瑠伊は再びベッドに身体を預けようと腰を下ろした後、今度は携帯電話の着メロが鳴りだした。
渋々、取りあえず、携帯を手に取った。
「はい、篠原です」
普段なら、こんなにも他人行儀にはならないだろうが、この時は警戒心一杯だった。
そして運の悪いことに、瑠伊の警戒している最悪の事態というのは、ほぼ百パーセントに近い確率で当たってしまうのだ。
『おー、瑠伊か。今、暇か? 』
電話の主は、瑠伊の父であり篠原プロダクションという芸能事務所を経営している、篠原一太郎からだ。
パソコンのソフトのような名前である。
瑠伊は怪訝そうに、
「高校三年の夏に暇なんてないの」
父の問い掛けに速答した。
『でも、電話に出れるだけ暇だな。

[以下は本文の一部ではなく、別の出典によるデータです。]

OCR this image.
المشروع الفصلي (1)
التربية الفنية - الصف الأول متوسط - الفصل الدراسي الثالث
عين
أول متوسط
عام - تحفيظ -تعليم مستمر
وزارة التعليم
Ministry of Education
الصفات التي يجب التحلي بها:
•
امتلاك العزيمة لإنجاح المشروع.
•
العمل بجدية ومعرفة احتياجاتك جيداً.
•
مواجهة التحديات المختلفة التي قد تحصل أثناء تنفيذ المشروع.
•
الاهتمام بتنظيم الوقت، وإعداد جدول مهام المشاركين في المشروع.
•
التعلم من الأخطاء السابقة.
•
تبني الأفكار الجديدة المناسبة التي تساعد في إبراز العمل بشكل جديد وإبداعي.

丁度いいから、また例の場所に来てくれんか? 一人足りなくて困ってるんだ』
やはり、そう来たか。
頭の中では、すでに話が見えていた。
それでも、瑠伊は抵抗を試みる。
「困るのなら、一人でやらせれば!? 」
『それがなぁー、コンテストの再登録が出来ないんだ』
「パパ、社長なんだから出来るでしょ! それに明日は大事な全国模試なのよ、模試」 怒鳴る声が大きくなる。
同時にお隣さんから、「うるさい! 」と苦情が出た。
瑠伊はひたすら謝り、
「ほら、怒られちゃったじゃない! 」
またしても携帯に怒鳴ったが、その時は見事に通話不能になっていた。
携帯を切る。
「逃げたか」
瑠伊は、静かに呟いた。
グシャ。
同時に、瑠伊が壊した携帯電話の数が十台目になった。
いとも簡単に握り締めた??
普通の人間、まして十八の女の子では不可能だが、やってしまった。
瑠伊はその残骸をごみ箱に投げ込み、クローゼットの更に奥にあるスポルディングの大きいバッグを持ち、
「もういやだ、こんな生活! 」
他にも普通サイズのバッグを持ち、マンションのドアを勢い良く閉めた。
マンション全体が上下に揺れた。
突発性の地震であると観測された。
その震源地のドアは、砕けていた。
この時、マンションの住人達は瑠伊に声をかけるどころか、反対に瑠伊の形相に一言も言えなかった。